When you are a star athlete, who loves to play and compete, it’s never easy to hear that you won’t be able to take the field or court anymore with your teammates and friends. Crissman is very grateful for her strong support system. “My parents have definitely been my biggest support system and have helped me remain sane and positive during my entire injury. Also, my coaches, teammates, and friends have been amazing during this entire journey and process.
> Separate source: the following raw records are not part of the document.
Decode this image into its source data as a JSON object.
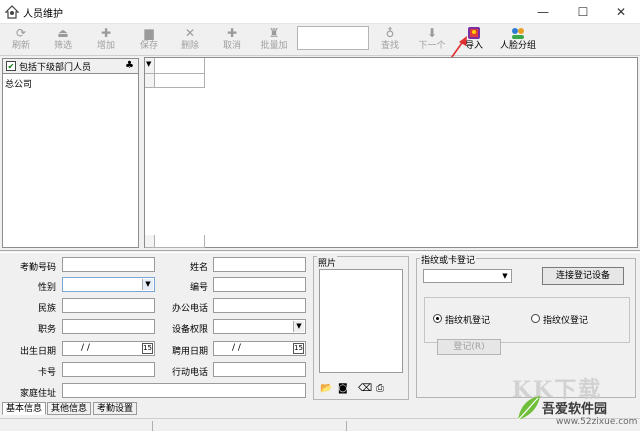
{
  "window": {
    "title": "人员维护",
    "minimize": "—",
    "maximize": "☐",
    "close": "✕"
  },
  "toolbar": {
    "refresh": {
      "label": "刷新",
      "icon": "refresh-icon"
    },
    "filter": {
      "label": "筛选",
      "icon": "filter-icon"
    },
    "add": {
      "label": "增加",
      "icon": "plus-icon"
    },
    "save": {
      "label": "保存",
      "icon": "save-icon"
    },
    "delete": {
      "label": "删除",
      "icon": "x-icon"
    },
    "cancel": {
      "label": "取消",
      "icon": "plus-icon"
    },
    "batch_add": {
      "label": "批量加",
      "icon": "batch-add-icon"
    },
    "search": {
      "label": "查找",
      "icon": "locate-icon"
    },
    "next": {
      "label": "下一个",
      "icon": "down-arrow-icon"
    },
    "import": {
      "label": "导入",
      "icon": "import-icon"
    },
    "face_group": {
      "label": "人脸分组",
      "icon": "face-group-icon"
    },
    "search_value": ""
  },
  "left": {
    "include_sub_label": "包括下级部门人员",
    "include_sub_checked": true,
    "tree_items": [
      "总公司"
    ]
  },
  "form": {
    "attendance_no": "考勤号码",
    "name": "姓名",
    "gender": "性别",
    "number": "编号",
    "ethnicity": "民族",
    "office_phone": "办公电话",
    "title": "职务",
    "device_permission": "设备权限",
    "birth_date": "出生日期",
    "birth_date_value": "/ /",
    "hire_date": "聘用日期",
    "hire_date_value": "/ /",
    "card_no": "卡号",
    "mobile": "行动电话",
    "address": "家庭住址"
  },
  "photo": {
    "title": "照片",
    "tools": [
      "open-folder-icon",
      "camera-icon",
      "eraser-icon",
      "scan-icon"
    ]
  },
  "fingerprint": {
    "title": "指纹或卡登记",
    "connect_button": "连接登记设备",
    "option_machine": "指纹机登记",
    "option_reader": "指纹仪登记",
    "selected": "指纹机登记",
    "register_button": "登记(R)"
  },
  "tabs": [
    "基本信息",
    "其他信息",
    "考勤设置"
  ],
  "watermark": {
    "logo": "KK下载",
    "text": "吾爱软件园",
    "url": "www.52zixue.com"
  },
  "colors": {
    "import_icon_red": "#e03a3a",
    "annotation_arrow": "#e03030",
    "check_green": "#0a7a0a"
  }
}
I think my biggest influence as an overall student-athlete would be the amazing coaches that have shown me to appreciate the sports I play and have the love for the game that I do today. I would be nowhere near the athlete or person I am today without the coaches who taught me how to play the sports I love.” In talking to both her soccer coach, Mike Boyer, and her basketball coach, Matt Kellett, it is clear how much she has meant to her team over the course of her career. 


Coach Kellett is effusive in his praise for Crissman: “Emma is a one-of-a-kind player that doesn't come around too often. As a coach, it is extremely comforting to know that one of your players will, consistently, give you everything she has during practices and games.  Her style of play and her ultimate desire to win is something any team would miss.  It has been a pleasure to coach her, watch her play and see her grow as an individual (and an athlete) during her time at Fleetwood. Even without a senior year of play, Emma will easily take her place on my "all-timer" list of players coached.” 


Next fall, Crissman plans to attend Penn State University (Main Campus) to major in Information Science and Technology and possibly minor or double major in marketing. As of now, she is not sure what the future holds regarding her injury, but if all goes well over the next few months, she is hoping to play club and/or intramural soccer in college. She has been a great role model for her teammates, and for all student-athletes. In both the fall and winter, Crissman has been right there on the sidelines, with her team. Instead of feeling bad for herself and staying away, she became an even stronger leader. For athletes everywhere, the message is clear: don’t take things for granted. Continue to work hard and enjoy every moment of your athletic career. You never know what might happen. If you need some perspective, just find Emma Crissman. She will be happy to share her story.